Inflation Protection Using Series I Savings Bonds
With inflation at levels not seen since the 1980s, investors are naturally searching for sources of safe yield. As financial advisors we’ve been getting a lot of questions from our clients about Series I savings bonds as a way to help protect against inflation. As a result, we'd like to welcome a guest author, Jason Abrams, to provide some information on these savings bonds to our clients and beyond.
What is a Series I Savings Bond?
Series I Savings Bonds are securities sold by the US Treasury direct to individuals. These savings bonds’ returns are based on a fixed interest rate plus an inflation adjustment that changes twice per year. The inflation adjustment makes these savings bonds more attractive during periods of high inflation, which is why they’re attracting a lot of attention this year.
What is the current yield? Is this yield fixed or variable?
Currently, Series I Savings Bonds are yielding 9.62% annually, which is entirely the result of the inflation adjustment to the bonds. This interest rate changes every six months, so the interest rate will be different for bonds purchased after October of this year.
While this yield is very attractive compared to other fixed income investments, we should note that this interest rate can (and has) been much lower for much of the recent past. In particular, since around May 2008 the fixed rate portion of yield has been near zero and the inflation rate has itself been fairly low over the past 7-8 years. We think it is reasonable to expect that inflation and therefore the variable rate will come back down at some point in the future and–given that the fixed rate portion of the yield is currently zero–we don't think the total return rate of close to 10% will persist over time.

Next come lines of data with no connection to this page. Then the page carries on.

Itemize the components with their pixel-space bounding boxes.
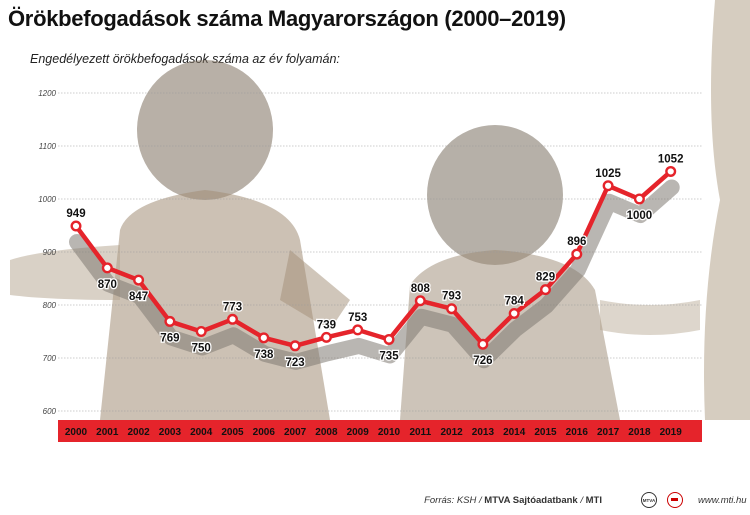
x-tick-label: 2005 <box>221 427 244 438</box>
x-tick-label: 2004 <box>190 427 213 438</box>
source-prefix: Forrás: KSH / <box>424 495 485 506</box>
data-label: 739 <box>317 319 336 331</box>
data-point <box>226 313 238 325</box>
data-point <box>633 193 645 205</box>
data-point <box>477 338 489 350</box>
x-tick-label: 2014 <box>503 427 526 438</box>
data-point <box>571 248 583 260</box>
data-point <box>258 332 270 344</box>
data-point <box>602 180 614 192</box>
source-credit: Forrás: KSH / MTVA Sajtóadatbank / MTI <box>424 495 602 506</box>
x-tick-label: 2002 <box>127 427 150 438</box>
mtva-logo-text: MTVA <box>642 498 656 503</box>
data-point <box>352 324 364 336</box>
data-labels: 949 870 847 769 750 773 738 723 739 753 735 808 793 7… <box>65 152 685 370</box>
x-tick-label: 2009 <box>347 427 370 438</box>
x-tick-labels: 2000 2001 2002 2003 2004 2005 2006 2007 2008 2009… <box>65 427 682 438</box>
y-tick-label: 1000 <box>38 195 56 204</box>
y-tick-label: 800 <box>43 301 57 310</box>
data-label: 1000 <box>627 210 653 222</box>
x-tick-label: 2008 <box>315 427 338 438</box>
source-publisher: MTVA Sajtóadatbank <box>484 495 578 506</box>
footer: Forrás: KSH / MTVA Sajtóadatbank / MTI M… <box>0 486 750 515</box>
x-tick-label: 2010 <box>378 427 401 438</box>
x-tick-label: 2007 <box>284 427 307 438</box>
data-label: 738 <box>254 349 274 361</box>
data-point <box>101 262 113 274</box>
data-point <box>383 333 395 345</box>
data-label: 847 <box>129 291 148 303</box>
data-point <box>70 220 82 232</box>
x-tick-label: 2003 <box>159 427 182 438</box>
x-tick-label: 2001 <box>96 427 119 438</box>
data-point <box>289 340 301 352</box>
x-tick-label: 2013 <box>472 427 495 438</box>
mtva-logo-icon: MTVA <box>641 492 657 508</box>
data-label: 773 <box>223 301 242 313</box>
data-label: 784 <box>505 295 525 307</box>
data-point <box>446 303 458 315</box>
data-label: 723 <box>286 357 305 369</box>
mti-logo-icon <box>667 492 683 508</box>
x-tick-label: 2018 <box>628 427 651 438</box>
data-point <box>195 326 207 338</box>
data-label: 750 <box>192 343 211 355</box>
y-tick-label: 700 <box>43 354 57 363</box>
x-tick-label: 2019 <box>660 427 683 438</box>
y-tick-label: 1200 <box>38 89 56 98</box>
data-label: 1052 <box>658 153 684 165</box>
data-label: 726 <box>473 355 492 367</box>
x-tick-label: 2016 <box>566 427 589 438</box>
x-tick-label: 2012 <box>440 427 463 438</box>
data-point <box>508 307 520 319</box>
chart-title: Örökbefogadások száma Magyarországon (20… <box>8 6 566 31</box>
y-tick-labels: 600 700 800 900 1000 1100 1200 <box>38 89 56 416</box>
data-point <box>320 331 332 343</box>
y-tick-label: 600 <box>43 407 57 416</box>
data-points <box>70 165 677 352</box>
data-point <box>414 295 426 307</box>
data-label: 753 <box>348 312 367 324</box>
source-agency: MTI <box>585 495 602 506</box>
chart-subtitle: Engedélyezett örökbefogadások száma az é… <box>30 52 340 66</box>
x-tick-label: 2011 <box>409 427 431 438</box>
data-label: 896 <box>567 236 586 248</box>
data-point <box>665 165 677 177</box>
data-label: 870 <box>98 279 117 291</box>
y-tick-label: 1100 <box>39 142 57 151</box>
data-label: 793 <box>442 291 461 303</box>
data-point <box>133 274 145 286</box>
x-axis-bar <box>58 420 702 442</box>
data-label: 808 <box>411 283 431 295</box>
data-label: 769 <box>160 332 179 344</box>
source-separator: / <box>577 495 586 506</box>
data-label: 1025 <box>595 168 621 180</box>
x-tick-label: 2015 <box>534 427 557 438</box>
x-tick-label: 2017 <box>597 427 620 438</box>
y-tick-label: 900 <box>43 248 57 257</box>
data-label: 829 <box>536 272 555 284</box>
x-tick-label: 2000 <box>65 427 88 438</box>
x-tick-label: 2006 <box>253 427 276 438</box>
data-point <box>540 284 552 296</box>
site-url[interactable]: www.mti.hu <box>698 495 747 506</box>
data-label: 735 <box>379 350 399 362</box>
data-label: 949 <box>66 208 85 220</box>
data-point <box>164 315 176 327</box>
series-shadow-line <box>69 179 680 370</box>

How do you buy Series I Savings Bonds?
Series I Savings Bonds can only be purchased directly, via the Treasury Direct government website, TreasuryDirect.gov. They can’t be bought or sold within a brokerage account.
How do I receive the interest on my investment?
The interest on Series I savings bonds accrues: this means that any interest earned gets deposited back into the Series I Savings Bond investment. As a result, Series I savings bonds may be less suitable for retirees and other individuals who are trying to use the income from their investments to pay for their current expenses.
How long do these savings bonds last? Can I get out early?
Series I savings bonds have a 30-year life. An investor can redeem their Series I savings bonds after five years with no penalty, or after twelve months with a penalty of the past three months’ worth of interest.
Are there limits on how much investors can buy?
Yes…Individuals are entitled to purchase up to $10,000 per calendar year electronically through Treasury Direct. Married couples can purchase up to $20,000 total. Additionally, investors may purchase up to $5,000 of Series I Savings Bonds in paper form by using funds from their tax refund.
I’ve heard that bonds go down in price when interest rates increase. How does this affect Series I Savings Bonds?
That principle only applies to bonds that are bought and sold on the open market. (If you own a bond that pays 2% interest but rates go up and there are other bonds that are now paying 3% interest, your bond probably isn’t as valuable if you try to sell it to another investor.)
Since investors redeem their Series I savings bonds directly from the US Treasury, they’re guaranteed to always be worth their face value. The US Treasury returns the initial amount invested plus any interest earned.